Gisele: “É um questionamento muito presente na vida da militância. Conversando com algumas pessoas em diversos encontros, eu percebo o quanto elas estão fragilizadas, cansadas, profissionalmente, fisicamente. Mas eu tenho uma perspectiva positiva do futuro quando estou nesses momentos de conversa e de troca. É quando eu consigo recarregar as minhas energias, o trabalho que a gente tem feito aqui”.

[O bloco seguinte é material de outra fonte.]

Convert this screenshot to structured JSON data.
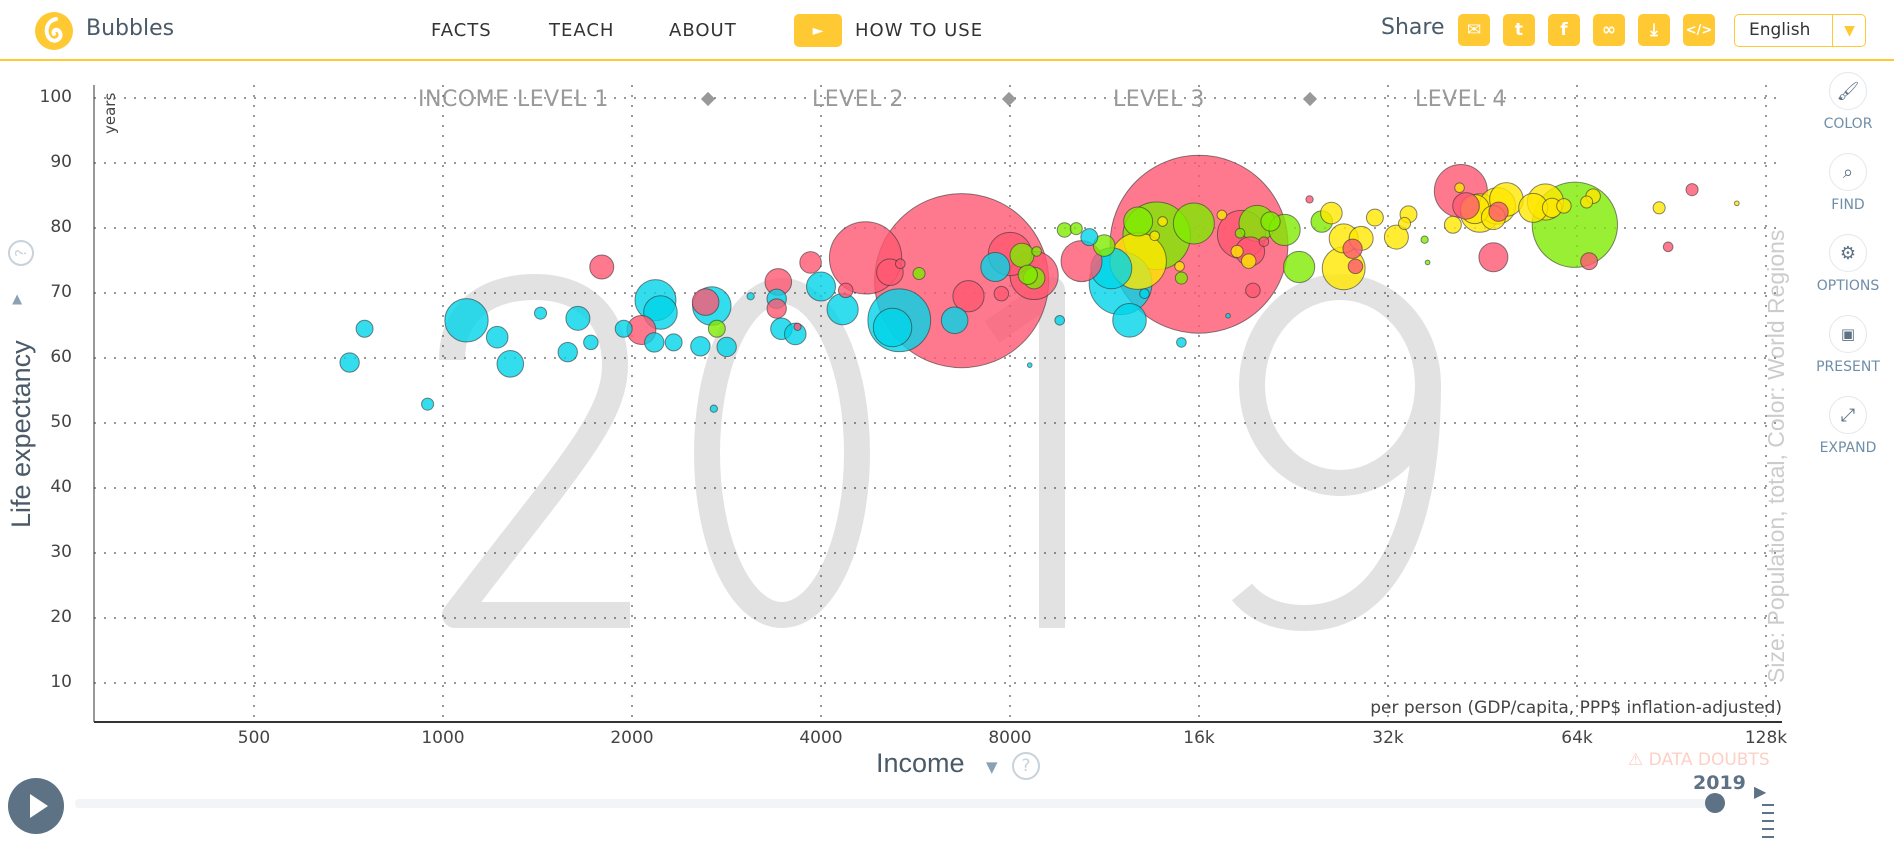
{
  "header": {
    "app_name": "Bubbles",
    "nav": [
      "FACTS",
      "TEACH",
      "ABOUT"
    ],
    "how_to_use": "HOW TO USE",
    "share_label": "Share",
    "share_icons": [
      "mail-icon",
      "twitter-icon",
      "facebook-icon",
      "link-icon",
      "download-icon",
      "embed-icon"
    ],
    "language": "English",
    "accent": "#ffc933"
  },
  "sidebar": [
    {
      "label": "COLOR",
      "icon": "brush-icon"
    },
    {
      "label": "FIND",
      "icon": "search-icon"
    },
    {
      "label": "OPTIONS",
      "icon": "gear-icon"
    },
    {
      "label": "PRESENT",
      "icon": "presentation-icon"
    },
    {
      "label": "EXPAND",
      "icon": "expand-icon"
    }
  ],
  "chart_data": {
    "type": "scatter",
    "year": "2019",
    "ylabel": "Life expectancy",
    "yunit": "years",
    "xlabel": "Income",
    "xsublabel": "per person (GDP/capita, PPP$ inflation-adjusted)",
    "size_color_label": "Size: Population, total, Color: World Regions",
    "x_scale": "log2",
    "xlim": [
      350,
      140000
    ],
    "ylim": [
      5,
      102
    ],
    "x_ticks": [
      500,
      1000,
      2000,
      4000,
      8000,
      16000,
      32000,
      64000,
      128000
    ],
    "x_tick_labels": [
      "500",
      "1000",
      "2000",
      "4000",
      "8000",
      "16k",
      "32k",
      "64k",
      "128k"
    ],
    "y_ticks": [
      10,
      20,
      30,
      40,
      50,
      60,
      70,
      80,
      90,
      100
    ],
    "y_tick_labels": [
      "10",
      "20",
      "30",
      "40",
      "50",
      "60",
      "70",
      "80",
      "90",
      "100"
    ],
    "grid": true,
    "income_levels": [
      "INCOME LEVEL 1",
      "LEVEL 2",
      "LEVEL 3",
      "LEVEL 4"
    ],
    "income_level_boundaries": [
      2700,
      7900,
      21000
    ],
    "point_format": [
      "income",
      "life_expectancy",
      "population_millions"
    ],
    "series": [
      {
        "region": "africa",
        "color": "#00d5e9",
        "points": [
          [
            710,
            59.3,
            17
          ],
          [
            750,
            64.5,
            13
          ],
          [
            945,
            52.9,
            6.6
          ],
          [
            1090,
            65.8,
            85
          ],
          [
            1220,
            63.2,
            21
          ],
          [
            1280,
            59.1,
            32
          ],
          [
            1430,
            66.9,
            6.6
          ],
          [
            1580,
            60.9,
            17
          ],
          [
            1640,
            66.1,
            26
          ],
          [
            1720,
            62.4,
            9.5
          ],
          [
            1940,
            64.5,
            13
          ],
          [
            2180,
            68.9,
            76
          ],
          [
            2220,
            67.0,
            51
          ],
          [
            2170,
            62.4,
            17
          ],
          [
            2330,
            62.4,
            13
          ],
          [
            2570,
            61.8,
            17
          ],
          [
            2680,
            68.0,
            67
          ],
          [
            2830,
            61.7,
            17
          ],
          [
            2700,
            52.2,
            2.4
          ],
          [
            3090,
            69.5,
            2.4
          ],
          [
            3400,
            69.1,
            17
          ],
          [
            3460,
            64.5,
            21
          ],
          [
            3640,
            63.7,
            21
          ],
          [
            4000,
            71.0,
            38
          ],
          [
            4330,
            67.5,
            44
          ],
          [
            5330,
            65.8,
            178
          ],
          [
            5200,
            64.7,
            67
          ],
          [
            6530,
            65.8,
            32
          ],
          [
            7580,
            74.0,
            38
          ],
          [
            11600,
            73.8,
            76
          ],
          [
            12000,
            71.5,
            178
          ],
          [
            12400,
            65.8,
            51
          ],
          [
            10700,
            78.6,
            13
          ],
          [
            8600,
            58.9,
            1
          ],
          [
            9600,
            65.8,
            4.2
          ],
          [
            15000,
            62.4,
            4.2
          ],
          [
            17800,
            66.5,
            1
          ],
          [
            13100,
            69.9,
            4.2
          ]
        ]
      },
      {
        "region": "asia",
        "color": "#ff5872",
        "points": [
          [
            1790,
            74.0,
            26
          ],
          [
            2070,
            64.3,
            38
          ],
          [
            2620,
            68.6,
            32
          ],
          [
            3420,
            71.7,
            32
          ],
          [
            3850,
            74.7,
            21
          ],
          [
            3400,
            67.6,
            17
          ],
          [
            3670,
            64.8,
            2.4
          ],
          [
            4380,
            70.4,
            9.5
          ],
          [
            4710,
            75.4,
            236
          ],
          [
            5150,
            73.2,
            32
          ],
          [
            5350,
            74.5,
            4.2
          ],
          [
            6700,
            71.9,
            1370
          ],
          [
            6870,
            69.5,
            44
          ],
          [
            7750,
            69.9,
            9.5
          ],
          [
            8000,
            76.0,
            85
          ],
          [
            8740,
            72.7,
            105
          ],
          [
            10400,
            74.9,
            76
          ],
          [
            16000,
            77.5,
            1430
          ],
          [
            18700,
            79.0,
            105
          ],
          [
            19300,
            76.4,
            38
          ],
          [
            19500,
            70.4,
            9.5
          ],
          [
            24000,
            84.4,
            2.4
          ],
          [
            41800,
            85.7,
            127
          ],
          [
            47100,
            75.5,
            38
          ],
          [
            42600,
            83.4,
            32
          ],
          [
            48000,
            82.5,
            16.8
          ],
          [
            97600,
            85.9,
            6.6
          ],
          [
            89400,
            77.1,
            4.2
          ],
          [
            66900,
            74.9,
            12.9
          ],
          [
            28100,
            76.8,
            16.8
          ],
          [
            28400,
            74.1,
            9.5
          ],
          [
            20300,
            77.9,
            4.2
          ]
        ]
      },
      {
        "region": "americas",
        "color": "#7feb00",
        "points": [
          [
            2730,
            64.5,
            12.9
          ],
          [
            5730,
            73.0,
            6.6
          ],
          [
            8360,
            75.8,
            26
          ],
          [
            8820,
            76.4,
            4.2
          ],
          [
            8540,
            72.8,
            16.8
          ],
          [
            8740,
            72.3,
            21
          ],
          [
            9770,
            79.7,
            9.5
          ],
          [
            10200,
            79.9,
            6.6
          ],
          [
            11300,
            77.3,
            21
          ],
          [
            12800,
            81.0,
            38
          ],
          [
            13700,
            78.8,
            206
          ],
          [
            15700,
            80.7,
            76
          ],
          [
            15000,
            72.3,
            6.6
          ],
          [
            19800,
            80.7,
            59
          ],
          [
            20800,
            81.0,
            16.8
          ],
          [
            21900,
            79.7,
            44
          ],
          [
            23100,
            74.0,
            44
          ],
          [
            25100,
            81.0,
            21
          ],
          [
            63500,
            80.5,
            329
          ],
          [
            36600,
            78.2,
            2.4
          ],
          [
            37000,
            74.7,
            1
          ],
          [
            18600,
            79.2,
            4.2
          ]
        ]
      },
      {
        "region": "europe",
        "color": "#ffe700",
        "points": [
          [
            12800,
            74.9,
            144
          ],
          [
            14000,
            81.0,
            4.2
          ],
          [
            13600,
            78.8,
            4.2
          ],
          [
            14900,
            74.1,
            4.2
          ],
          [
            17400,
            82.0,
            4.2
          ],
          [
            18400,
            76.4,
            6.6
          ],
          [
            19200,
            74.9,
            9.5
          ],
          [
            26000,
            82.3,
            21
          ],
          [
            27200,
            73.8,
            83
          ],
          [
            27200,
            78.4,
            38
          ],
          [
            29000,
            78.4,
            26
          ],
          [
            30500,
            81.6,
            12.9
          ],
          [
            33000,
            78.6,
            26
          ],
          [
            34000,
            80.7,
            6.6
          ],
          [
            34500,
            82.1,
            12.9
          ],
          [
            40600,
            80.5,
            12.9
          ],
          [
            41600,
            86.2,
            4.2
          ],
          [
            44000,
            82.9,
            38
          ],
          [
            44800,
            82.3,
            67
          ],
          [
            47800,
            83.4,
            60
          ],
          [
            49400,
            84.4,
            51
          ],
          [
            54500,
            83.1,
            38
          ],
          [
            57000,
            84.0,
            59
          ],
          [
            58400,
            83.1,
            16.8
          ],
          [
            61000,
            83.4,
            9.5
          ],
          [
            66300,
            84.0,
            6.6
          ],
          [
            67900,
            84.9,
            9.5
          ],
          [
            86500,
            83.1,
            6.6
          ],
          [
            115000,
            83.8,
            1
          ],
          [
            47100,
            81.6,
            26
          ]
        ]
      }
    ]
  },
  "timeline": {
    "year": "2019",
    "progress": 1.0
  },
  "data_doubts": "DATA DOUBTS"
}
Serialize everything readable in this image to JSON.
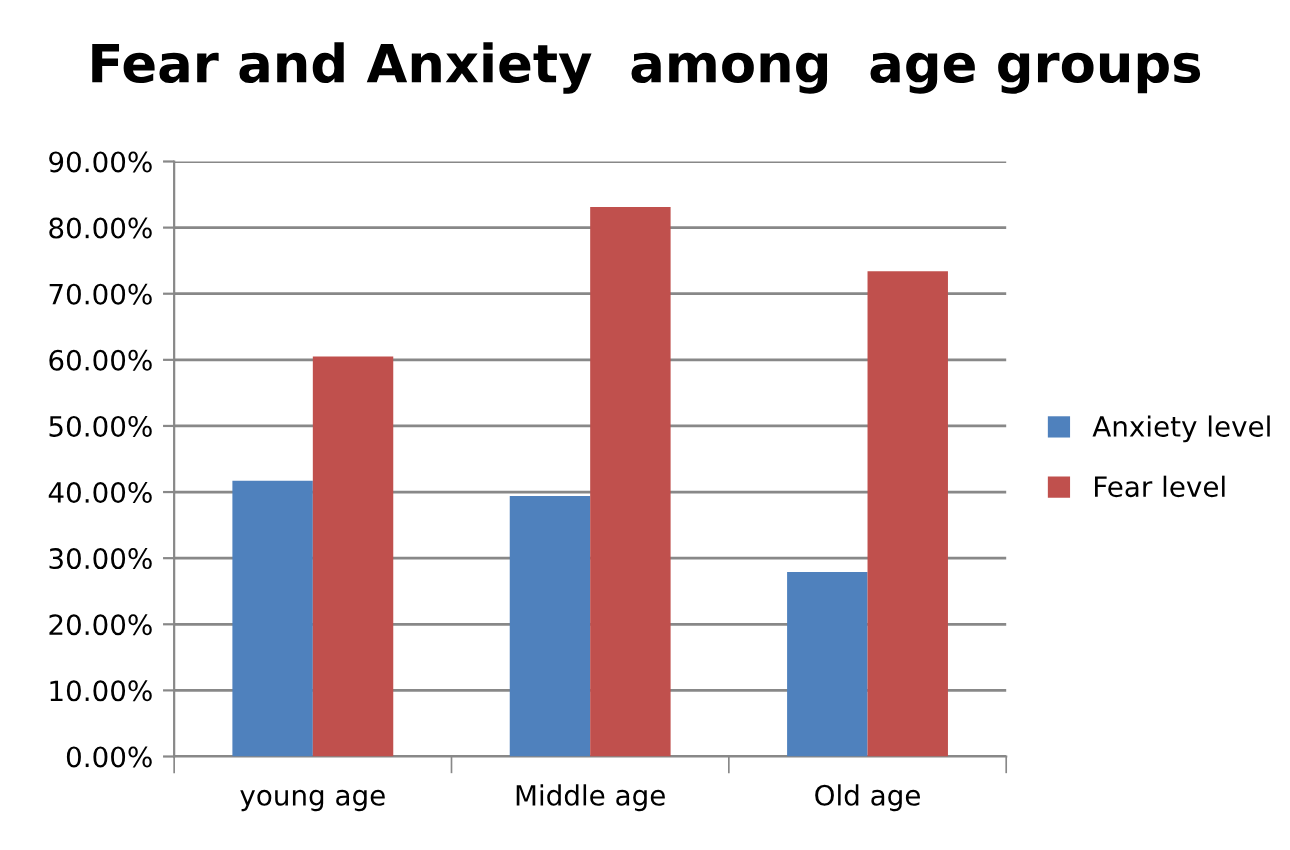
{
  "chart_data": {
    "type": "bar",
    "title": "Fear and Anxiety  among  age groups",
    "categories": [
      "young age",
      "Middle age",
      "Old age"
    ],
    "series": [
      {
        "name": "Anxiety level",
        "color": "#4f81bd",
        "values": [
          41.7,
          39.4,
          27.9
        ]
      },
      {
        "name": "Fear level",
        "color": "#c0504d",
        "values": [
          60.5,
          83.1,
          73.4
        ]
      }
    ],
    "ylim": [
      0,
      90
    ],
    "yticks": [
      {
        "value": 0,
        "label": "0.00%"
      },
      {
        "value": 10,
        "label": "10.00%"
      },
      {
        "value": 20,
        "label": "20.00%"
      },
      {
        "value": 30,
        "label": "30.00%"
      },
      {
        "value": 40,
        "label": "40.00%"
      },
      {
        "value": 50,
        "label": "50.00%"
      },
      {
        "value": 60,
        "label": "60.00%"
      },
      {
        "value": 70,
        "label": "70.00%"
      },
      {
        "value": 80,
        "label": "80.00%"
      },
      {
        "value": 90,
        "label": "90.00%"
      }
    ],
    "grid": "y",
    "legend": "right"
  }
}
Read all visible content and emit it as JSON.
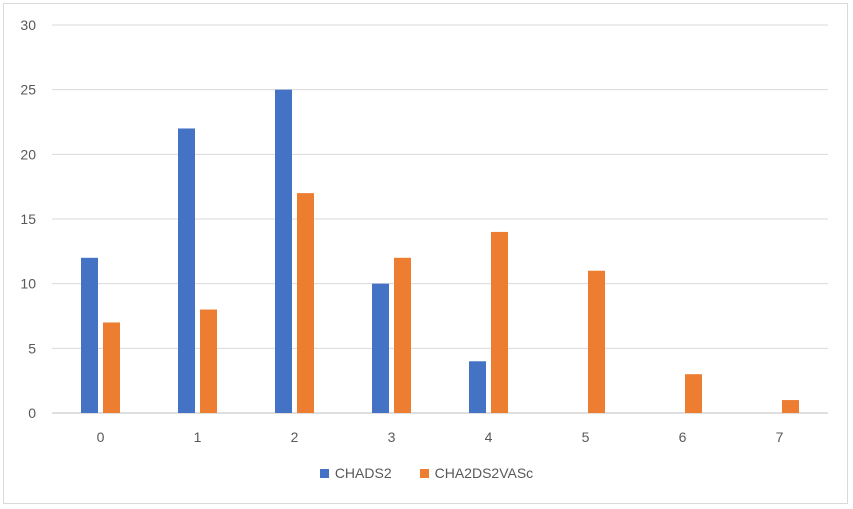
{
  "chart_data": {
    "type": "bar",
    "categories": [
      "0",
      "1",
      "2",
      "3",
      "4",
      "5",
      "6",
      "7"
    ],
    "series": [
      {
        "name": "CHADS2",
        "color": "#4472C4",
        "values": [
          12,
          22,
          25,
          10,
          4,
          0,
          0,
          0
        ]
      },
      {
        "name": "CHA2DS2VASc",
        "color": "#ED7D31",
        "values": [
          7,
          8,
          17,
          12,
          14,
          11,
          3,
          1
        ]
      }
    ],
    "ylim": [
      0,
      30
    ],
    "yticks": [
      "0",
      "5",
      "10",
      "15",
      "20",
      "25",
      "30"
    ],
    "grid": true,
    "legend_position": "bottom"
  }
}
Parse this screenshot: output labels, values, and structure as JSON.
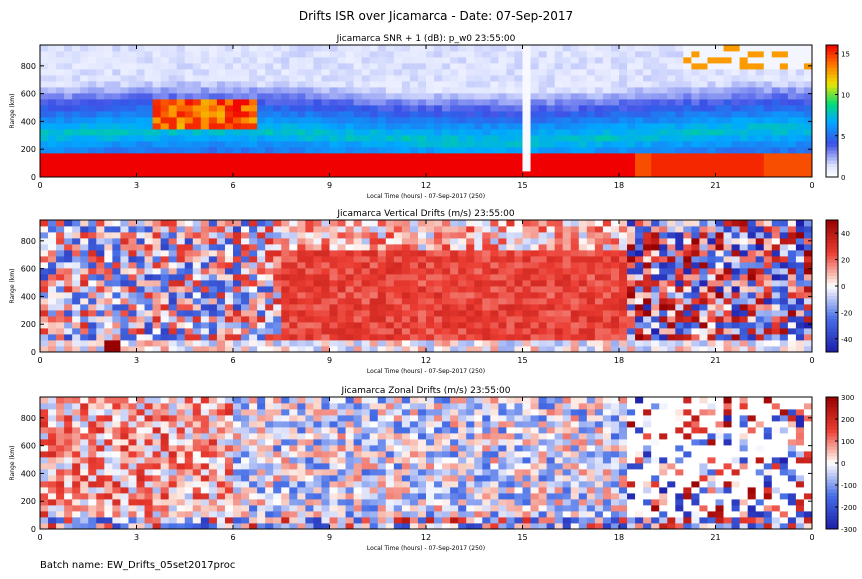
{
  "title": "Drifts ISR over Jicamarca - Date: 07-Sep-2017",
  "batch_name": "Batch name: EW_Drifts_05set2017proc",
  "chart_data": [
    {
      "type": "heatmap",
      "title": "Jicamarca SNR + 1 (dB): p_w0 23:55:00",
      "xlabel": "Local Time (hours) - 07-Sep-2017 (250)",
      "ylabel": "Range (km)",
      "xlim": [
        0,
        24
      ],
      "ylim": [
        0,
        950
      ],
      "x_ticks": [
        "0",
        "3",
        "6",
        "9",
        "12",
        "15",
        "18",
        "21",
        "0"
      ],
      "y_ticks": [
        "0",
        "200",
        "400",
        "600",
        "800"
      ],
      "colorbar": {
        "range": [
          0,
          16
        ],
        "ticks": [
          "0",
          "5",
          "10",
          "15"
        ],
        "palette": "rainbow"
      }
    },
    {
      "type": "heatmap",
      "title": "Jicamarca Vertical Drifts (m/s) 23:55:00",
      "xlabel": "Local Time (hours) - 07-Sep-2017 (250)",
      "ylabel": "Range (km)",
      "xlim": [
        0,
        24
      ],
      "ylim": [
        0,
        950
      ],
      "x_ticks": [
        "0",
        "3",
        "6",
        "9",
        "12",
        "15",
        "18",
        "21",
        "0"
      ],
      "y_ticks": [
        "0",
        "200",
        "400",
        "600",
        "800"
      ],
      "colorbar": {
        "range": [
          -50,
          50
        ],
        "ticks": [
          "40",
          "20",
          "0",
          "-20",
          "-40"
        ],
        "palette": "blue-white-red"
      }
    },
    {
      "type": "heatmap",
      "title": "Jicamarca Zonal Drifts (m/s) 23:55:00",
      "xlabel": "Local Time (hours) - 07-Sep-2017 (250)",
      "ylabel": "Range (km)",
      "xlim": [
        0,
        24
      ],
      "ylim": [
        0,
        950
      ],
      "x_ticks": [
        "0",
        "3",
        "6",
        "9",
        "12",
        "15",
        "18",
        "21",
        "0"
      ],
      "y_ticks": [
        "0",
        "200",
        "400",
        "600",
        "800"
      ],
      "colorbar": {
        "range": [
          -300,
          300
        ],
        "ticks": [
          "300",
          "200",
          "100",
          "0",
          "-100",
          "-200",
          "-300"
        ],
        "palette": "blue-white-red"
      }
    }
  ]
}
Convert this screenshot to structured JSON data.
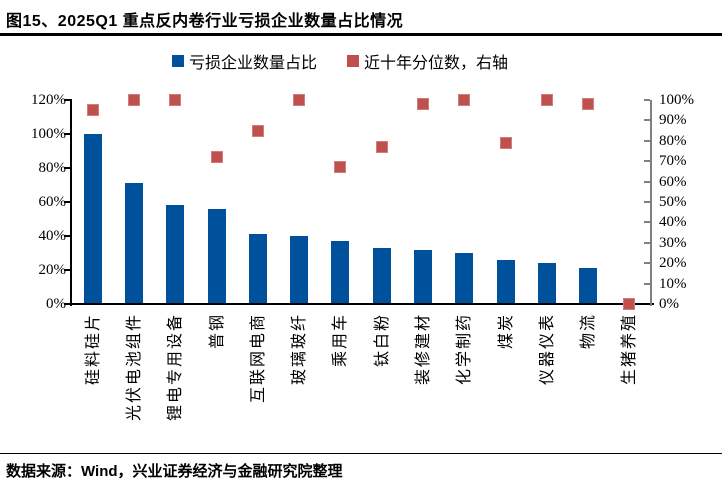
{
  "page": {
    "title": "图15、2025Q1 重点反内卷行业亏损企业数量占比情况",
    "source": "数据来源：Wind，兴业证券经济与金融研究院整理"
  },
  "colors": {
    "bar_blue": "#00519C",
    "marker_red": "#C0504D",
    "marker_red_border": "#CE7E7B",
    "axis_black": "#000000",
    "right_axis_gray": "#808080",
    "background": "#FFFFFF"
  },
  "legend": {
    "position": "top-center",
    "items": [
      {
        "label": "亏损企业数量占比",
        "marker": "square",
        "color": "#00519C"
      },
      {
        "label": "近十年分位数，右轴",
        "marker": "square",
        "color": "#C0504D"
      }
    ]
  },
  "chart_data": {
    "type": "bar",
    "title": "2025Q1 重点反内卷行业亏损企业数量占比情况",
    "categories": [
      "硅料硅片",
      "光伏电池组件",
      "锂电专用设备",
      "普钢",
      "互联网电商",
      "玻璃玻纤",
      "乘用车",
      "钛白粉",
      "装修建材",
      "化学制药",
      "煤炭",
      "仪器仪表",
      "物流",
      "生猪养殖"
    ],
    "series": [
      {
        "name": "亏损企业数量占比",
        "type": "bar",
        "axis": "left",
        "color": "#00519C",
        "values": [
          100,
          71,
          58,
          56,
          41,
          40,
          37,
          33,
          32,
          30,
          26,
          24,
          21,
          0
        ]
      },
      {
        "name": "近十年分位数，右轴",
        "type": "scatter",
        "marker": "square",
        "axis": "right",
        "color": "#C0504D",
        "values": [
          95,
          100,
          100,
          72,
          85,
          100,
          67,
          77,
          98,
          100,
          79,
          100,
          98,
          0
        ]
      }
    ],
    "left_axis": {
      "range": [
        0,
        120
      ],
      "step": 20,
      "unit": "%",
      "labels": [
        "0%",
        "20%",
        "40%",
        "60%",
        "80%",
        "100%",
        "120%"
      ]
    },
    "right_axis": {
      "range": [
        0,
        100
      ],
      "step": 10,
      "unit": "%",
      "labels": [
        "0%",
        "10%",
        "20%",
        "30%",
        "40%",
        "50%",
        "60%",
        "70%",
        "80%",
        "90%",
        "100%"
      ]
    },
    "grid": false,
    "legend_position": "top",
    "category_label_rotation": -90
  }
}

João: “O que assusta é que as minorias estão perdendo as origens de sua construção identitária, através de processos de apagamento e de não identificação ou não reconhecimento ocasionando em parcerias que, há algum tempo atrás, seriam consideradas bizarras, como homens negros votando em presidente ultra-conservador, mulheres votando em candidatos misóginos, homossexual fazendo campanha para LGBTfóbico. Porque o discurso deles foi desconstruído, a memória histórica foi destruída e reconstruída. Temos que estar juntos e isso não está acontecendo. São grupos que, às vezes interferem nas lutas de outros grupos, e isso está errado”.
Sônia: “Eu acho que estarmos aqui participando desse momento, com essa coletividade é, de certa forma, é experimentar uma vivência de construção do presente para se vislumbrar o futuro.